Mientras ella fijaba en su rostro la máscara de la cortesía y la felicidad para engañar a Galjero y a su amante, Mose Tzadek se deslizó por los corredores en compañía del abisinio. Los dos hombres avanzaron al azar de nicho en nicho como sombras silenciosas, hasta el instante en que Mose sintió deslizarse una gota de sudor helado por su espina dorsal. Reconoció la señal del miedo. De inmediato, sin esperar a que su espíritu se retractara ante los asaltos del sutil guardián que acababa de lanzar su primer ataque contra ellos, ordenó a Houda que extendiera a sus pies una barrera de virutas de hierro. A toda prisa, el africano dibujó un círculo en el suelo con las limaduras extraídas de un saco. Un instante más tarde, los latidos del corazón de Tzadek dejaron de acelerarse y Houda relajó sus largos músculos y se sintió como aliviado de un gran peso.

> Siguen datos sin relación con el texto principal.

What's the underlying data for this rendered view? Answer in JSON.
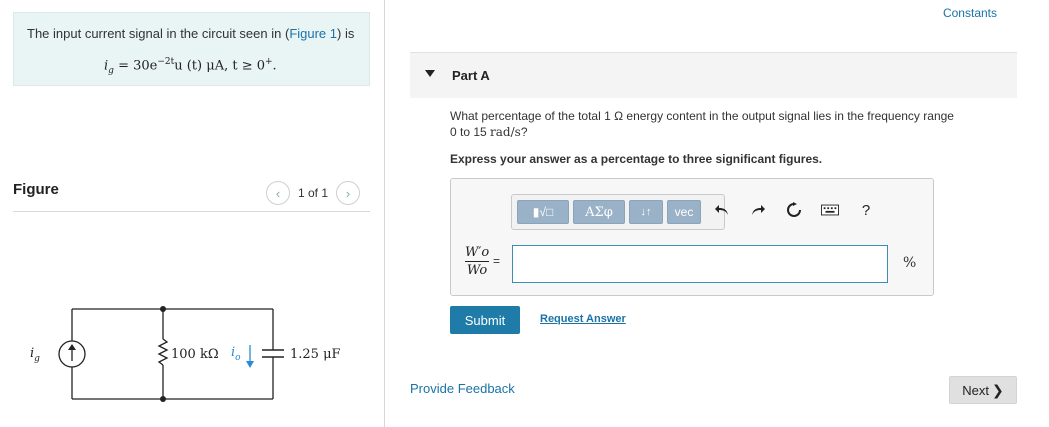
{
  "problem": {
    "text_before": "The input current signal in the circuit seen in (",
    "link": "Figure 1",
    "text_after": ") is",
    "equation": {
      "lhs": "i",
      "lhs_sub": "g",
      "mid": " = 30e",
      "exp": "−2t",
      "rest": "u (t)  μA,   t ≥ 0",
      "rest_sup": "+",
      "end": "."
    }
  },
  "figure": {
    "label": "Figure",
    "pager": "1 of 1",
    "prev": "‹",
    "next": "›",
    "circuit": {
      "source_label": "i",
      "source_sub": "g",
      "resistor": "100 kΩ",
      "current_label": "i",
      "current_sub": "o",
      "capacitor": "1.25 μF"
    }
  },
  "right": {
    "constants": "Constants",
    "part_title": "Part A",
    "question_line1": "What percentage of the total 1 Ω energy content in the output signal lies in the frequency range",
    "question_line2_pre": "0 to 15 ",
    "question_line2_unit": "rad/s",
    "question_line2_end": "?",
    "instruction": "Express your answer as a percentage to three significant figures.",
    "toolbar": {
      "templates": "▮√□",
      "greek": "ΑΣφ",
      "arrows": "↓↑",
      "vec": "vec",
      "help": "?"
    },
    "fraction": {
      "num": "W′o",
      "den": "Wo"
    },
    "equals": "=",
    "answer_value": "",
    "unit": "%",
    "submit": "Submit",
    "request_answer": "Request Answer",
    "feedback": "Provide Feedback",
    "next": "Next",
    "next_chev": "❯"
  }
}
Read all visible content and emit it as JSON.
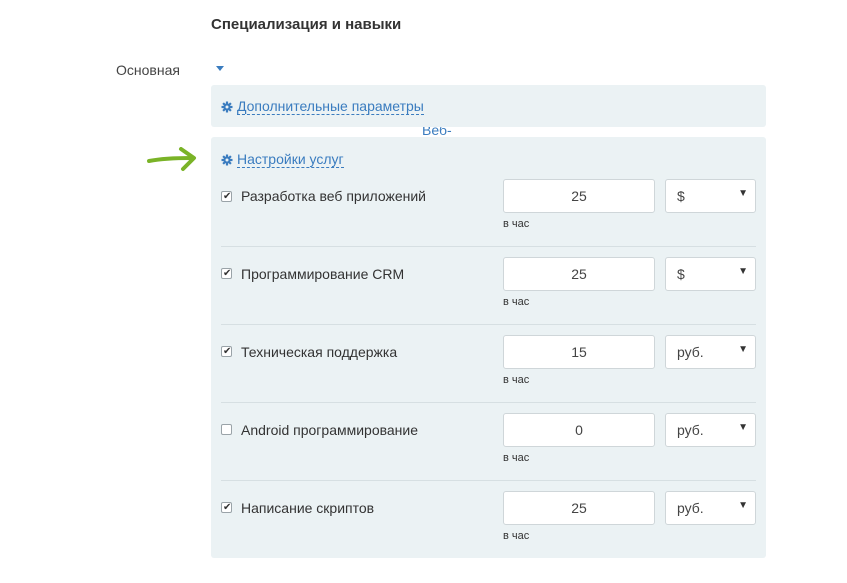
{
  "section": {
    "title": "Специализация и навыки"
  },
  "main": {
    "label": "Основная",
    "specialization": "Веб-программирование"
  },
  "extra_params": {
    "label": "Дополнительные параметры",
    "icon": "gear-icon"
  },
  "services": {
    "title": "Настройки услуг",
    "icon": "gear-icon",
    "per_hour_label": "в час",
    "items": [
      {
        "name": "Разработка веб приложений",
        "checked": true,
        "price": "25",
        "currency": "$"
      },
      {
        "name": "Программирование CRM",
        "checked": true,
        "price": "25",
        "currency": "$"
      },
      {
        "name": "Техническая поддержка",
        "checked": true,
        "price": "15",
        "currency": "руб."
      },
      {
        "name": "Android программирование",
        "checked": false,
        "price": "0",
        "currency": "руб."
      },
      {
        "name": "Написание скриптов",
        "checked": true,
        "price": "25",
        "currency": "руб."
      }
    ]
  },
  "colors": {
    "link": "#3a7cbf",
    "panel_bg": "#ebf2f4",
    "arrow": "#7ab327"
  }
}
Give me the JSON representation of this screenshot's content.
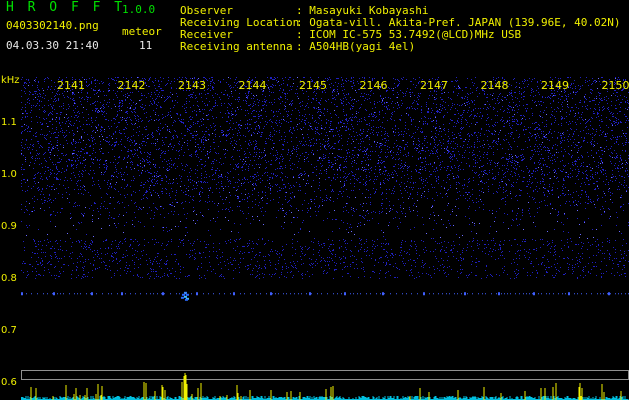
{
  "header": {
    "app_title": "H R O F F T",
    "version": "1.0.0",
    "filename": "0403302140.png",
    "datetime": "04.03.30 21:40",
    "meteor_label": "meteor",
    "meteor_count": "11",
    "observer_label": "Observer",
    "observer_value": ": Masayuki Kobayashi",
    "location_label": "Receiving Location",
    "location_value": ": Ogata-vill. Akita-Pref. JAPAN (139.96E, 40.02N)",
    "receiver_label": "Receiver",
    "receiver_value": ": ICOM IC-575 53.7492(@LCD)MHz USB",
    "antenna_label": "Receiving antenna",
    "antenna_value": ": A504HB(yagi 4el)"
  },
  "chart_data": {
    "type": "heatmap",
    "ylabel": "kHz",
    "x_ticks": [
      "2141",
      "2142",
      "2143",
      "2144",
      "2145",
      "2146",
      "2147",
      "2148",
      "2149",
      "2150"
    ],
    "y_ticks": [
      "1.1",
      "1.0",
      "0.9",
      "0.8",
      "0.7",
      "0.6"
    ],
    "y_tick_values": [
      1.1,
      1.0,
      0.9,
      0.8,
      0.7,
      0.6
    ],
    "ylim": [
      0.57,
      1.19
    ],
    "noise_band_kHz": [
      0.88,
      1.19
    ],
    "carrier_line_kHz": 0.775,
    "meteor_echo": {
      "x_minute": 2142.9,
      "freq_kHz": 0.77
    },
    "colors": {
      "noise": "#2020c0",
      "carrier": "#4060ff",
      "echo": "#40c0ff",
      "bottom_trace": "#f0f000",
      "bottom_base": "#00c0e0"
    }
  }
}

– Nuestro escudo no resistirá mucho. Hay que obligar al genio a mostrarse -susurró el hombre sin brazos-. Saca nuestra arma, ¡ahora!

Houda sacó de entre los pliegues de su ropa una esfera de terracota coronada con un tapón de cera, sobre la cual había una figura humana groseramente dibujada con el dedo. El africano lanzó el objeto con todas sus fuerzas contra las losas para hacerlo estallar. El líquido que contenía se esparció en un espeso charco. Una forma turbia se arremolinó como una nube y ascendió a la altura del techo hasta rozar unas pequeñas chispas, mates y frías. Bajo esas luces se dibujó una segunda silueta vaporosa: era el espíritu guardián concebido por Laüme para infundir pánico y desesperación a todos cuantos osaran aventurarse indebidamente en su morada. Entre las criaturas se entabló un combate silencioso. El genio creado por Mose Tzadek se enfrentaba a un adversario más grande y más largo, dotado de una interminable cola muy fina que serpenteaba tras él. Tzadek y su servidor siguieron a la carrera este rastro y llegaron a una habitación al fondo de otro pasadizo; era uno de los gabinetes de Laüme, cuya puerta no estaba cerrada con llave. Houda entró primero en la pieza e hizo saltar las cerraduras de un secreter marqueteado de nácar de donde surgía la punta crepitante de la cola. Detrás de él, Tzadek le apremiaba y le decía lo que tenía que hacer.